Reality check on integrability of almost-complex surface.

Question

Let $(M^2,J)$ be an almost-complex surface. I do not assume integrability of $J$ now. I understand that from the Newlander-Nirenberg theorem, one of the several equivalences for the integrability of $J$ is that ${\rm d} = \partial + \overline{\partial}$. But I also know that in dimension $2$ the Nijenhuis tensor always vanishes. So this means that ${\rm d} = \partial + \overline{\partial}$ holds in dimension $2$, no matter which $J$ I begin with. So I should be able to give a direct proof of this, from scratch.

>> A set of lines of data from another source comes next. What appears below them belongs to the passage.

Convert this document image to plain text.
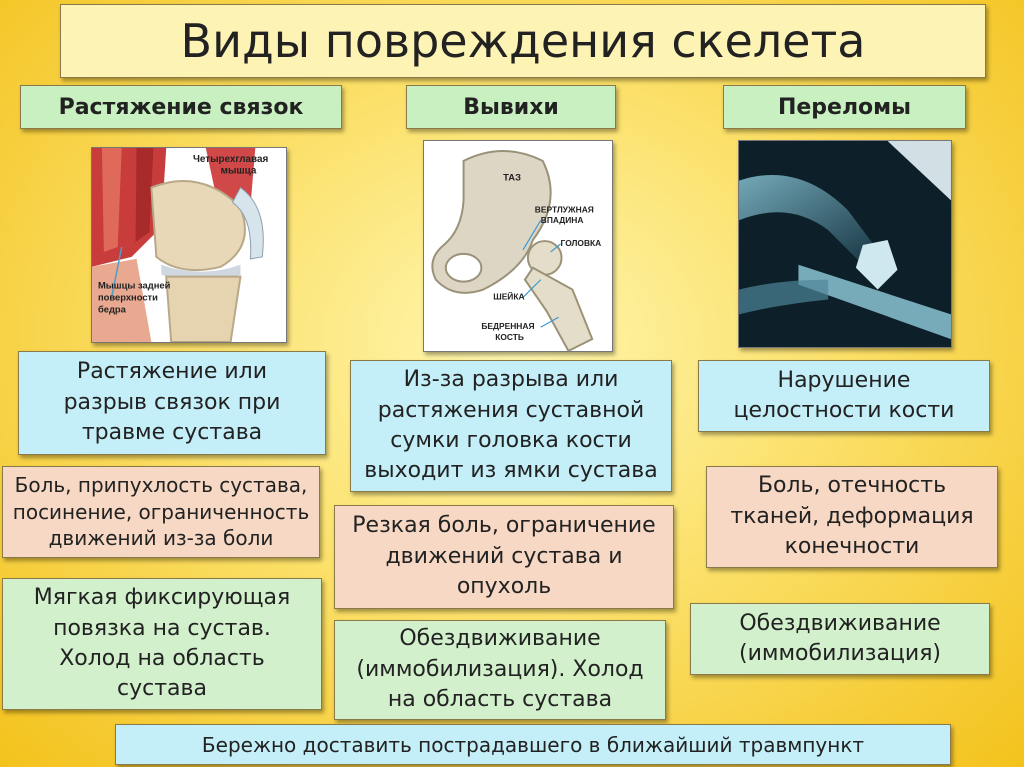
Виды повреждения скелета
Растяжение связок	Вывихи	Переломы
Четырехглавая
мышца
Мышцы задней
поверхности
бедра
ТАЗ
ВЕРТЛУЖНАЯ
ВПАДИНА
ГОЛОВКА
ШЕЙКА
БЕДРЕННАЯ
КОСТЬ
Растяжение или
разрыв связок при
травме сустава
Боль, припухлость сустава,
посинение, ограниченность
движений из-за боли
Мягкая фиксирующая
повязка на сустав.
Холод на область
сустава
Из-за разрыва или
растяжения суставной
сумки головка кости
выходит из ямки сустава
Резкая боль, ограничение
движений сустава и
опухоль
Обездвиживание
(иммобилизация). Холод
на область сустава
Нарушение
целостности кости
Боль, отечность
тканей, деформация
конечности
Обездвиживание
(иммобилизация)
Бережно доставить пострадавшего в ближайший травмпункт
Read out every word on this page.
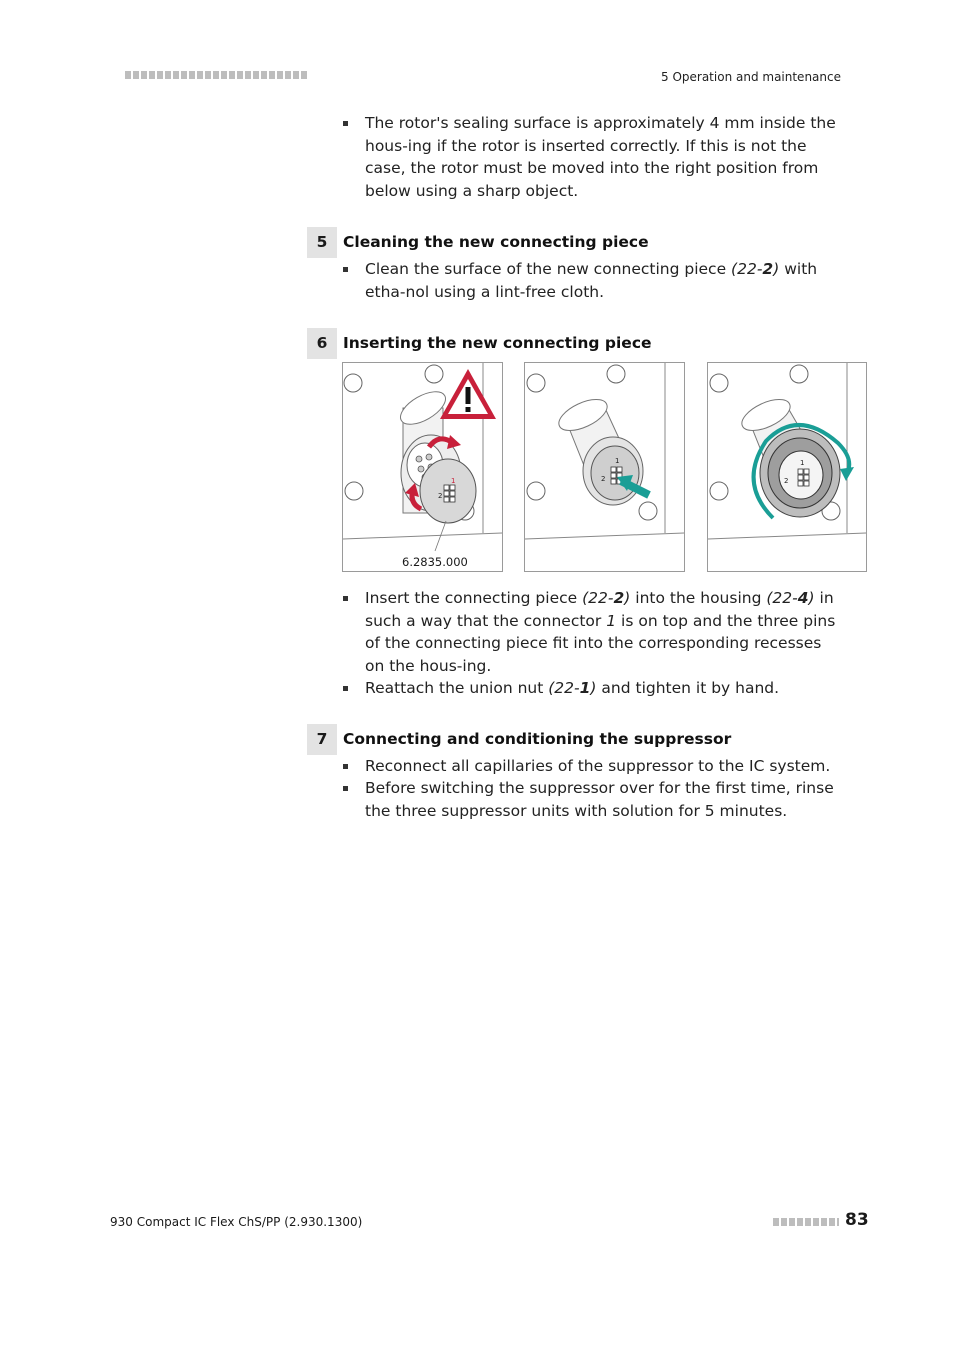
5 Operation and maintenance
The rotor's sealing surface is approximately 4 mm inside the hous-ing if the rotor is inserted correctly. If this is not the case, the rotor must be moved into the right position from below using a sharp object.
5	Cleaning the new connecting piece
Clean the surface of the new connecting piece (22-2) with etha-nol using a lint-free cloth.
6	Inserting the new connecting piece
1
2
6.2835.000
1
2
1
2
Insert the connecting piece (22-2) into the housing (22-4) in such a way that the connector 1 is on top and the three pins of the connecting piece fit into the corresponding recesses on the hous-ing.
Reattach the union nut (22-1) and tighten it by hand.
7	Connecting and conditioning the suppressor
Reconnect all capillaries of the suppressor to the IC system.
Before switching the suppressor over for the first time, rinse the three suppressor units with solution for 5 minutes.
930 Compact IC Flex ChS/PP (2.930.1300)	83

Ok, here's an attempt: assume that $(Z,\overline{Z})$ is a local complex frame for $M$, with $Z$ of type $(1,0)$ and $\overline{Z}$ of type $(0,1)$. If $(\zeta,\overline{\zeta})$ is the dual coframe, we automatically have that $\zeta$ is of type $(1,0)$ and $\overline{\zeta}$ is of type $(0,1)$.

• Let $f\colon M \to \Bbb C$ be a $0$-form. Then ${\rm d}f = Z(f)\zeta + \overline{Z}(f)\overline{\zeta}$, and hence $\partial f = Z(f)\zeta$ and $\overline{\partial}f = \overline{Z}(f)\overline{\zeta}$. Thus for $0$-forms ${\rm d} = \partial + \overline{\partial}$ holds. Beautiful.

• Let $\alpha = f\zeta + g\overline{\zeta}$ be a $1$-form. We compute $${\rm d}\alpha = {\rm d}f\wedge \zeta + f\,{\rm d}\zeta + {\rm d}g\wedge \overline{\zeta} + g\,{\rm d}\overline{\zeta} = \big(-\overline{Z}(f) + Z(g) + f{\rm d}\zeta(Z,\overline{Z}) + g\,{\rm d}\overline{\zeta}(Z,\overline{Z})\big)\zeta\wedge \overline{\zeta}.$$Since ${\rm d}\alpha$ has no $(2,0)$ or $(0,2)$ component, I conclude that $\partial\alpha = \overline{\partial}\alpha = 0$. But ${\rm d}\alpha = 0$ need not be zero.

Question: what's the screw up?

Answer 1

You have shown that if $\alpha$ is a one-form, then $d\alpha$ is a $(1,1)$-form (since there aren't any $(2,0)$ or $(0,2)$ forms on a one-dimensional almost complex manifold). Now, if $\alpha$ is a $(1,0)$-form then

$$ \partial \alpha = (d \alpha)^{(2,0)} = 0, \,\,\bar{\partial} \alpha = (d \alpha)^{(1,1)} = d\alpha $$

and in particular

$$ d\alpha = 0 + (d\alpha)^{(1,1)} = \partial \alpha + \bar{\partial} \alpha = (\partial + \bar{\partial})(\alpha). $$

Similarly, if $d\alpha$ is a $(0,1)$-form then $$ \partial \alpha = (d \alpha)^{(1,1)} = d\alpha, \,\,\,\bar{\partial} \alpha = (d \alpha)^{(0,2)} = 0 $$ and in particular

$$ d\alpha = (d\alpha)^{(1,1)} + 0 = \partial \alpha + \bar{\partial} \alpha = (\partial + \bar{\partial})(\alpha). $$

The point is that if you assume that $\alpha = \alpha^{(1,0)} + \alpha^{(0,1)}$ is a general one-form, you can't conclude that $\partial \alpha$ or $\bar{\partial} \alpha = 0$ since $$ \partial \alpha = \partial \left( \alpha^{(1,0)} + \alpha^{(0,1)} \right) = (d\alpha)^{(2,0)} + (d\alpha)^{(1,1)}, \\ \bar{\partial} \alpha = \bar{\partial} \left( \alpha^{(1,0)} + \alpha^{(0,1)} \right) = (d\alpha)^{(1,1)} + (d\alpha)^{(0,2)} $$ are neither the $(2,0)$ nor the $(0,2)$ components of $d\alpha$.

Answer 2

You can't conclude $\partial\alpha=\bar\partial\alpha=0$. What you can conclude is $\pi^{2,0}(\partial\alpha)=\pi^{0,2}(\partial\alpha)=0$ and $\pi^{2,0}(\bar\partial\alpha)=\pi^{0,2}(\bar\partial\alpha)=0$. You can't say much about the $(1,1)$-part (except that this is where your $d\alpha$ has to end up).

But of course that is enough: To get $d=\partial+\bar\partial$ on $\Omega^{1,0}$, you need to show $d(f\zeta)$ to have no $(0,2)$-part, which we know from above. Similarly, you get $d=\partial+\bar\partial$ on $\Omega^{0,1}$.